Sen. Mark Messmer, chair of the committee where the bill has been pending since narrowly making it through the House, opted not to give HB 1319 a Senate hearing late February following community opposition.

“The different groups that were in opposition to it did a good job of relaying their concern to caucus members, and there just wasn’t any support at the committee level or the floor to get it passed,” Messmer said, according to the South Bend Tribune.

Just weeks before, the seven-member Lake County Council – whose jurisdiction includes Crown Point, Gary and Hammond – discussed the statewide legislation and unanimously voted to oppose it. Amending current Indiana laws and creating a new category of loan called unsecured consumer installment loans ruled would “be a hardship on the citizens of Lake County,” according to meeting minutes from February 13.

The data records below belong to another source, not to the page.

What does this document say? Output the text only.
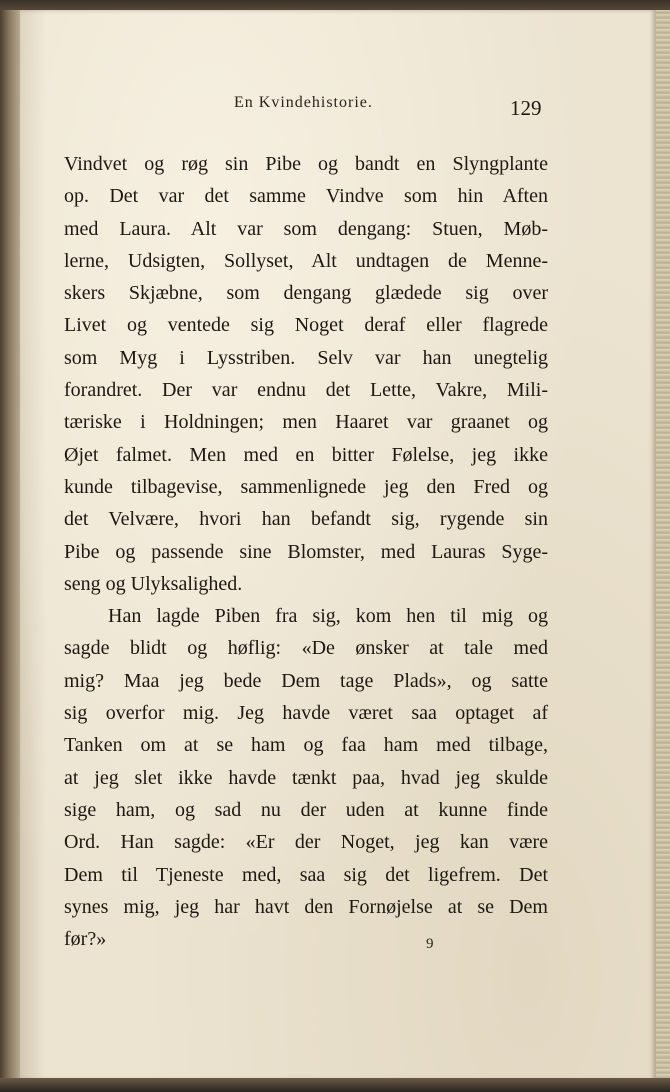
En Kvindehistorie.	129
Vindvet og røg sin Pibe og bandt en Slyngplante
op. Det var det samme Vindve som hin Aften
med Laura. Alt var som dengang: Stuen, Møb-
lerne, Udsigten, Sollyset, Alt undtagen de Menne-
skers Skjæbne, som dengang glædede sig over
Livet og ventede sig Noget deraf eller flagrede
som Myg i Lysstriben. Selv var han unegtelig
forandret. Der var endnu det Lette, Vakre, Mili-
tæriske i Holdningen; men Haaret var graanet og
Øjet falmet. Men med en bitter Følelse, jeg ikke
kunde tilbagevise, sammenlignede jeg den Fred og
det Velvære, hvori han befandt sig, rygende sin
Pibe og passende sine Blomster, med Lauras Syge-
seng og Ulyksalighed.
Han lagde Piben fra sig, kom hen til mig og
sagde blidt og høflig: «De ønsker at tale med
mig? Maa jeg bede Dem tage Plads», og satte
sig overfor mig. Jeg havde været saa optaget af
Tanken om at se ham og faa ham med tilbage,
at jeg slet ikke havde tænkt paa, hvad jeg skulde
sige ham, og sad nu der uden at kunne finde
Ord. Han sagde: «Er der Noget, jeg kan være
Dem til Tjeneste med, saa sig det ligefrem. Det
synes mig, jeg har havt den Fornøjelse at se Dem
før?»	9
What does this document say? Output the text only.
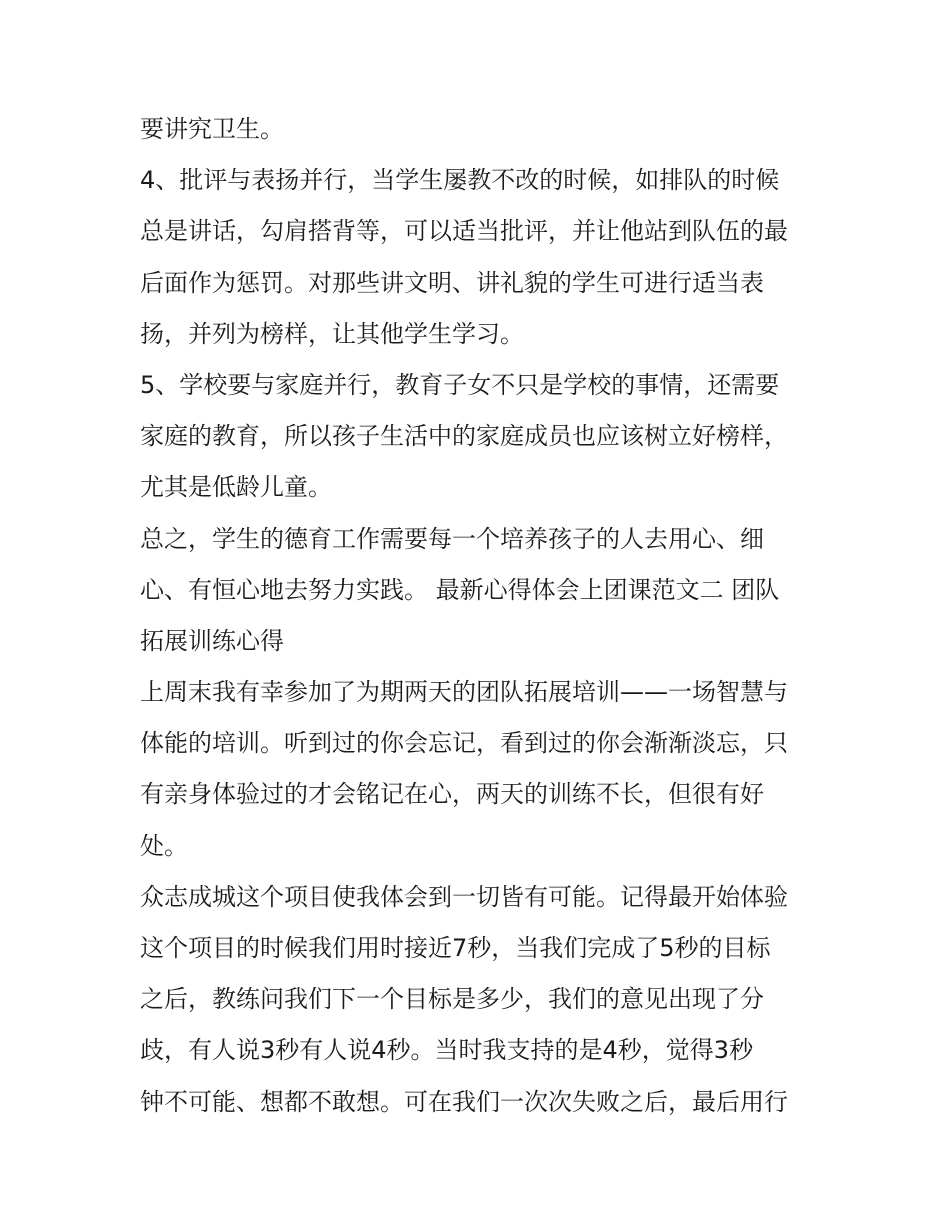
要讲究卫生。
4、批评与表扬并行，当学生屡教不改的时候，如排队的时候
总是讲话，勾肩搭背等，可以适当批评，并让他站到队伍的最
后面作为惩罚。对那些讲文明、讲礼貌的学生可进行适当表
扬，并列为榜样，让其他学生学习。
5、学校要与家庭并行，教育子女不只是学校的事情，还需要
家庭的教育，所以孩子生活中的家庭成员也应该树立好榜样，
尤其是低龄儿童。
总之，学生的德育工作需要每一个培养孩子的人去用心、细
心、有恒心地去努力实践。 最新心得体会上团课范文二 团队
拓展训练心得
上周末我有幸参加了为期两天的团队拓展培训——一场智慧与
体能的培训。听到过的你会忘记，看到过的你会渐渐淡忘，只
有亲身体验过的才会铭记在心，两天的训练不长，但很有好
处。
众志成城这个项目使我体会到一切皆有可能。记得最开始体验
这个项目的时候我们用时接近7秒，当我们完成了5秒的目标
之后，教练问我们下一个目标是多少，我们的意见出现了分
歧，有人说3秒有人说4秒。当时我支持的是4秒，觉得3秒
钟不可能、想都不敢想。可在我们一次次失败之后，最后用行
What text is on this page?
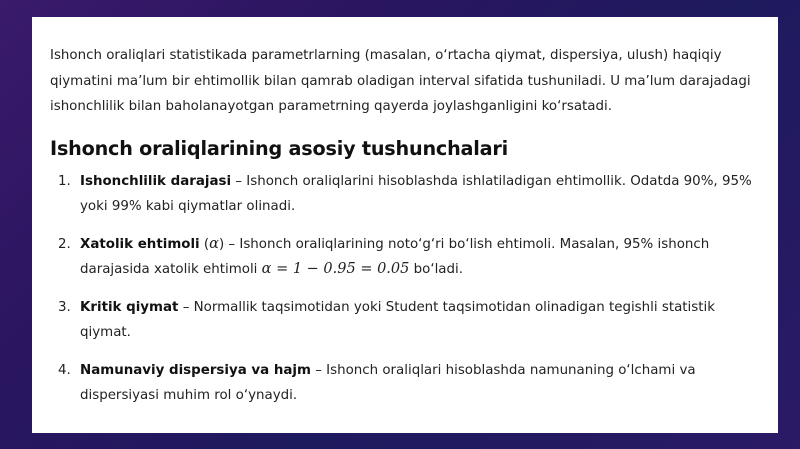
Ishonch oraliqlari statistikada parametrlarning (masalan, o‘rtacha qiymat, dispersiya, ulush) haqiqiy qiymatini ma’lum bir ehtimollik bilan qamrab oladigan interval sifatida tushuniladi. U ma’lum darajadagi ishonchlilik bilan baholanayotgan parametrning qayerda joylashganligini ko‘rsatadi.

Ishonch oraliqlarining asosiy tushunchalari
1. Ishonchlilik darajasi – Ishonch oraliqlarini hisoblashda ishlatiladigan ehtimollik. Odatda 90%, 95% yoki 99% kabi qiymatlar olinadi.
2. Xatolik ehtimoli (α) – Ishonch oraliqlarining noto‘g‘ri bo‘lish ehtimoli. Masalan, 95% ishonch darajasida xatolik ehtimoli α = 1 − 0.95 = 0.05 bo‘ladi.
3. Kritik qiymat – Normallik taqsimotidan yoki Student taqsimotidan olinadigan tegishli statistik qiymat.
4. Namunaviy dispersiya va hajm – Ishonch oraliqlari hisoblashda namunaning o‘lchami va dispersiyasi muhim rol o‘ynaydi.
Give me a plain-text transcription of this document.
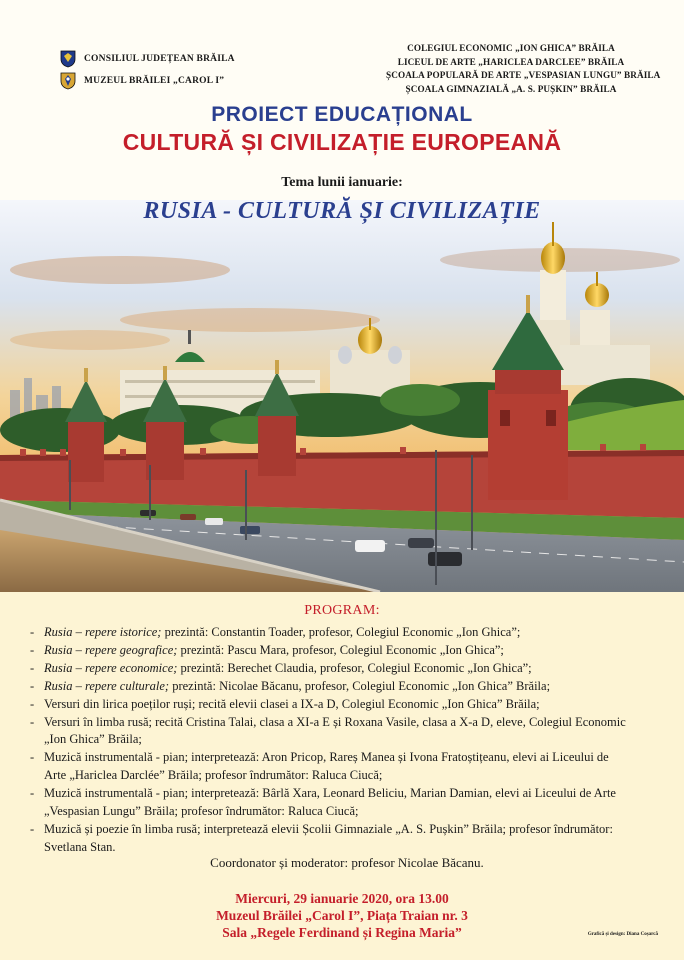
CONSILIUL JUDEȚEAN BRĂILA
MUZEUL BRĂILEI „CAROL I”
COLEGIUL ECONOMIC „ION GHICA” BRĂILA
LICEUL DE ARTE „HARICLEA DARCLEE” BRĂILA
ȘCOALA POPULARĂ DE ARTE „VESPASIAN LUNGU” BRĂILA
ȘCOALA GIMNAZIALĂ „A. S. PUȘKIN” BRĂILA
PROIECT EDUCAȚIONAL
CULTURĂ ȘI CIVILIZAȚIE EUROPEANĂ
Tema lunii ianuarie:
RUSIA - CULTURĂ ȘI CIVILIZAȚIE
PROGRAM:
- Rusia – repere istorice; prezintă: Constantin Toader, profesor, Colegiul Economic „Ion Ghica”;
- Rusia – repere geografice; prezintă: Pascu Mara, profesor, Colegiul Economic „Ion Ghica”;
- Rusia – repere economice; prezintă: Berechet Claudia, profesor, Colegiul Economic „Ion Ghica”;
- Rusia – repere culturale; prezintă: Nicolae Băcanu, profesor, Colegiul Economic „Ion Ghica” Brăila;
- Versuri din lirica poeților ruși; recită elevii clasei a IX-a D, Colegiul Economic „Ion Ghica” Brăila;
- Versuri în limba rusă; recită Cristina Talai, clasa a XI-a E și Roxana Vasile, clasa a X-a D, eleve, Colegiul Economic
„Ion Ghica” Brăila;
- Muzică instrumentală - pian; interpretează: Aron Pricop, Rareș Manea și Ivona Fratoștițeanu, elevi ai Liceului de
Arte „Hariclea Darclée” Brăila; profesor îndrumător: Raluca Ciucă;
- Muzică instrumentală - pian; interpretează: Bârlă Xara, Leonard Beliciu, Marian Damian, elevi ai Liceului de Arte
„Vespasian Lungu” Brăila; profesor îndrumător: Raluca Ciucă;
- Muzică și poezie în limba rusă; interpretează elevii Școlii Gimnaziale „A. S. Pușkin” Brăila; profesor îndrumător:
Svetlana Stan.
Coordonator și moderator: profesor Nicolae Băcanu.
Miercuri, 29 ianuarie 2020, ora 13.00
Muzeul Brăilei „Carol I”, Piața Traian nr. 3
Sala „Regele Ferdinand și Regina Maria”	Grafică și design: Diana Coșarcă
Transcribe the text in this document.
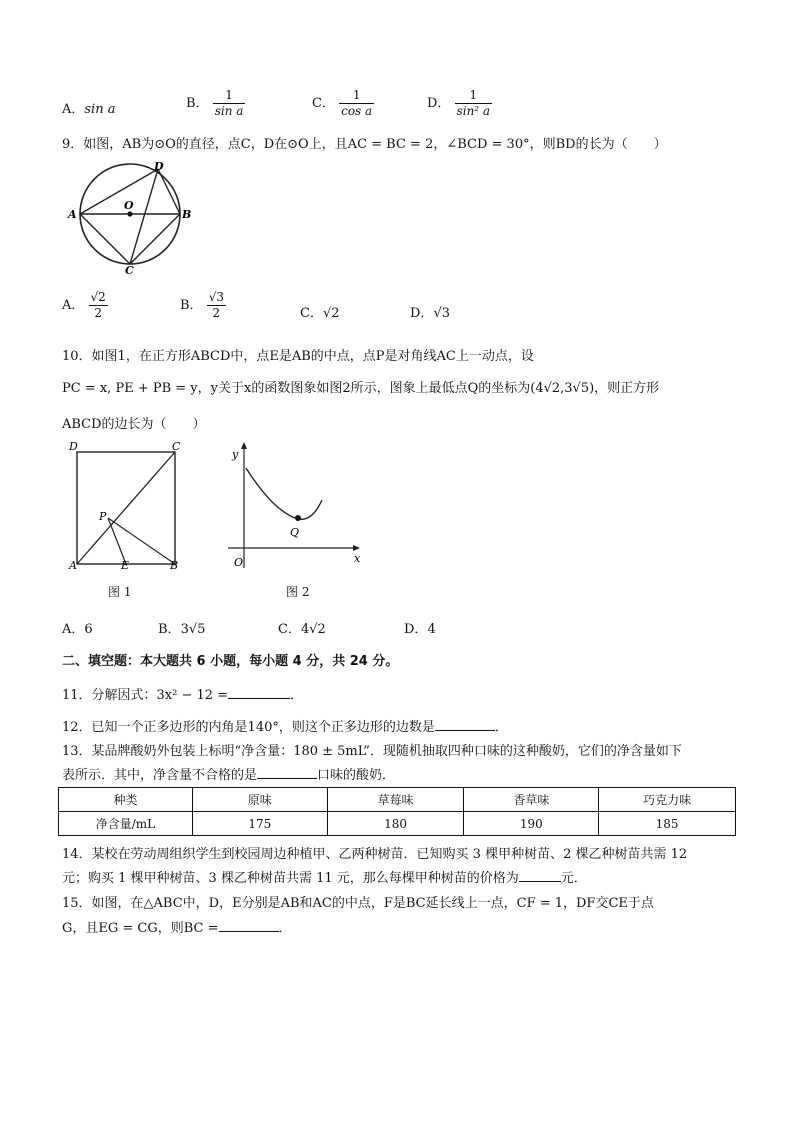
A．sin a	B． $\frac{1}{\text{sin a}}$	C． $\frac{1}{\text{cos a}}$	D． $\frac{1}{\text{sin² a}}$
9．如图，AB为⊙O的直径，点C，D在⊙O上，且AC = BC = 2，∠BCD = 30°，则BD的长为（　　）
A	B
C
D
O
A． $\frac{√2}{2}$	B． $\frac{√3}{2}$	C．√2	D．√3
10．如图1，在正方形ABCD中，点E是AB的中点，点P是对角线AC上一动点，设
PC = x, PE + PB = y，y关于x的函数图象如图2所示，图象上最低点Q的坐标为(4√2,3√5)，则正方形
ABCD的边长为（　　）
D	C
A	B
E
P
图 1
y
x
O
Q
图 2
A．6	B．3√5	C．4√2	D．4
二、填空题：本大题共 6 小题，每小题 4 分，共 24 分。
11．分解因式：3x² − 12 =	．
12．已知一个正多边形的内角是140°，则这个正多边形的边数是	．
13．某品牌酸奶外包装上标明“净含量：180 ± 5mL”．现随机抽取四种口味的这种酸奶，它们的净含量如下
表所示．其中，净含量不合格的是	口味的酸奶．
种类	原味	草莓味	香草味	巧克力味
净含量/mL	175	180	190	185
14．某校在劳动周组织学生到校园周边种植甲、乙两种树苗．已知购买 3 棵甲种树苗、2 棵乙种树苗共需 12
元；购买 1 棵甲种树苗、3 棵乙种树苗共需 11 元，那么每棵甲种树苗的价格为	元．
15．如图，在△ABC中，D，E分别是AB和AC的中点，F是BC延长线上一点，CF = 1，DF交CE于点
G，且EG = CG，则BC =	．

The citizens county council is trying to protect have a per capita income of about $25,000, according to the Census Bureau, which falls into the income bracket that a 2012 Pew Charitable Trusts research study found has the highest percentage of payday loan usage. In a population of about 490,000, roughly 20 percent of Lake County citizens have used a non-bank lending service, including payday loans, according to nonprofit Prosperity Now

The legislation would allow longer-term loans with annual percentage rates of 222 percent, nearly three times the 72 percent allowed by current Indiana law. Supporters say the longer terms allow citizens more access to loans.

“HB 1319 will ensure that hardworking Hoosiers continue to have credit options for managing financial difficulties,” said former state representative Matthew Whetstone in a February 23 Indianapolis Business Journal column. Whetstone now works as a lobbyist in support of the payday loan industry.

Along with the Lake County Council, various organizations voiced their opposition, including the Indiana Institute for Working Families, saying the legislation “expands dangerous and deceptive predatory lending.” Activist organization Hoosier Action published a report in February stating that the payday loan industry is trying to undermine proposed federal regulations by the CFPB. Advance America, one of the payday lending firms supporting the bill, released a statement condemning the CFPB rule in October.